Cyber Resilience

Status: we have finalised the Guidance on Cyber Resilience with effect from 1 May 2021.

After considering all of the submissions we received and consulting with experts from the National Cyber Security Centre (NCSC), we have revised and finalised the Guidance on Cyber Resilience. The summary of submissions attached below contains all the feedback we received and our response to the feedback.

Consultation: Risk management guidance on cyber resilience and views on information gathering and sharing

In light of rising cyber risk and growing clarity on a suitable role for financial sector regulators, the Reserve Bank outlined its intention to become more proactive in promoting cyber resilience in New Zealand’s financial sector in the November 2019 Financial Stability Report.

The consultation paper seeks views on the draft of risk management guidance on cyber resilience. The guidance is aligned with international standard and guidelines on cyber resilience and provides a set of high-level principle-based recommendations.

A key aim is to raise awareness among boards and senior management and promote accountability for managing cyber risk within institutions. The guidance applies to all regulated entities of the Reserve Bank: banks, non-bank deposit takers, insurers and financial market infrastructures.

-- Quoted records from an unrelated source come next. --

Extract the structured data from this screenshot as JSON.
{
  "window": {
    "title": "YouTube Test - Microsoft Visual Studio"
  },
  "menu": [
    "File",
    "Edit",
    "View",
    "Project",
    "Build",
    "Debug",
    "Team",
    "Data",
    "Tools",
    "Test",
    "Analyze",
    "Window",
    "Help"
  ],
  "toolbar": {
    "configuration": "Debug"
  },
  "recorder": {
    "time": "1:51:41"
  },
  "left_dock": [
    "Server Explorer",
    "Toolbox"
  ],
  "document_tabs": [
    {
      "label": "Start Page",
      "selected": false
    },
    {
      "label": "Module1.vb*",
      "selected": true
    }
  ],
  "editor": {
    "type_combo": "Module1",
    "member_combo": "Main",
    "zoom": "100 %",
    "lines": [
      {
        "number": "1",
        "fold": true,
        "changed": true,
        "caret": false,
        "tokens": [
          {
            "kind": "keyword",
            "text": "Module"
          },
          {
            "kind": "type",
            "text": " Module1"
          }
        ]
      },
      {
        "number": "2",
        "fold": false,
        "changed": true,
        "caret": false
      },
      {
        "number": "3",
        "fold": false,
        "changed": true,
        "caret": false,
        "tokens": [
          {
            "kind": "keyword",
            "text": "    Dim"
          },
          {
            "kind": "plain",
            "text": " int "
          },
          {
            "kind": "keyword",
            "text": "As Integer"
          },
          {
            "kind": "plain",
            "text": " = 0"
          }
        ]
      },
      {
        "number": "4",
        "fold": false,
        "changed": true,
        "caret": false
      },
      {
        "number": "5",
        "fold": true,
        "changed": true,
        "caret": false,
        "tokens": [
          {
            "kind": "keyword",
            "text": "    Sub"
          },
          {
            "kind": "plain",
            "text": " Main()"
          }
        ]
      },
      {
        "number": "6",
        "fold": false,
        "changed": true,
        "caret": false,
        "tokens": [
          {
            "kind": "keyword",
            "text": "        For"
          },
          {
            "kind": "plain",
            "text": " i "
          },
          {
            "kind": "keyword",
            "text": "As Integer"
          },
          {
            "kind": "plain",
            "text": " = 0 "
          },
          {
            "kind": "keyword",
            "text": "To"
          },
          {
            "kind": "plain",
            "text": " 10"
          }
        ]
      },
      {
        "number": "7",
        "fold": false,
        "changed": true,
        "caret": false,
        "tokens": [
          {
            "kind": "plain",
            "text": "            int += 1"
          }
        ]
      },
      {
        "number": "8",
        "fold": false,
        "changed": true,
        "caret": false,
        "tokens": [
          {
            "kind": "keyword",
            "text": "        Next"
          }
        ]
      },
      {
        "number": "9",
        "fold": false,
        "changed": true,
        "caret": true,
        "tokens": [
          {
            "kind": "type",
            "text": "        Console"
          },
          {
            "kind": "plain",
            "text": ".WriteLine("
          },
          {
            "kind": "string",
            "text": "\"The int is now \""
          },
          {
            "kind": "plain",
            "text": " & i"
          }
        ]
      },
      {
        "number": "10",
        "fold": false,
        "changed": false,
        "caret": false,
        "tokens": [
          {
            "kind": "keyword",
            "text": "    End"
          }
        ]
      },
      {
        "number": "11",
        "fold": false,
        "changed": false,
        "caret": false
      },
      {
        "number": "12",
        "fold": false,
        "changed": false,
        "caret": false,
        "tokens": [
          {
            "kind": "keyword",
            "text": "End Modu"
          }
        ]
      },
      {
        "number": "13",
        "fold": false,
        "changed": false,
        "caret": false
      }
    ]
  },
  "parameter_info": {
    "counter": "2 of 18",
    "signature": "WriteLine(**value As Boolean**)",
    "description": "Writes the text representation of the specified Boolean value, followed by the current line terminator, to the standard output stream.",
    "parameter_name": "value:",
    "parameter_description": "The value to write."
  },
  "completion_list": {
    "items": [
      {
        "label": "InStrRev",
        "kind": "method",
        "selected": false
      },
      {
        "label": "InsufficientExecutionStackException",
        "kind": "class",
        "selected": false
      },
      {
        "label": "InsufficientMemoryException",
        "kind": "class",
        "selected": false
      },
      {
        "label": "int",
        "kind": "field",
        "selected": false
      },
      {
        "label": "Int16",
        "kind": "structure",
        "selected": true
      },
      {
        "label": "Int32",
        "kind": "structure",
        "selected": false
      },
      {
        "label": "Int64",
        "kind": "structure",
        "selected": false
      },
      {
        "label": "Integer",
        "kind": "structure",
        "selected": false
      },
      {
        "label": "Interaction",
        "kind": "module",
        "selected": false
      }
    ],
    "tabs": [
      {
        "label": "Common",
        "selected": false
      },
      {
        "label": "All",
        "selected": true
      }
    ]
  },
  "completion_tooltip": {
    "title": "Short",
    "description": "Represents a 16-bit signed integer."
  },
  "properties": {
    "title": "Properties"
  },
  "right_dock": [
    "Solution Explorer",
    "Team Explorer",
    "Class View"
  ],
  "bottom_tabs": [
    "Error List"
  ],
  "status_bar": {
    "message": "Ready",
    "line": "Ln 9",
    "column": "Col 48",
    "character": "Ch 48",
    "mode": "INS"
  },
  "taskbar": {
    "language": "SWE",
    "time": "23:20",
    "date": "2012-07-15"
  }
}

The principle of proportionality applies throughout the guidance and should be employed in a manner proportionate to the size, structure and operational environment of an entity, as well as the nature, scope, complexity, and riskiness of its products and services.

The consultation paper also discusses the Reserve Bank’s views on a collaborative approach to information gathering and sharing. In the multi-agency landscape, the Reserve Bank plans to promote information gathering and sharing with other relevant government agencies (e.g. National Cyber Security Centre, Computer Emergent Response Team NZ, and the Financial Market Authority, etc.). Details of the information gathering and sharing plan are under development and will be published for public consultation.

After the consultation has closed, the Reserve Bank will publish the submissions it has received, a summary of the feedback and the finalised Guidance on cyber resilience.

The consultation closes at 5.00 pm on 29 January 2021.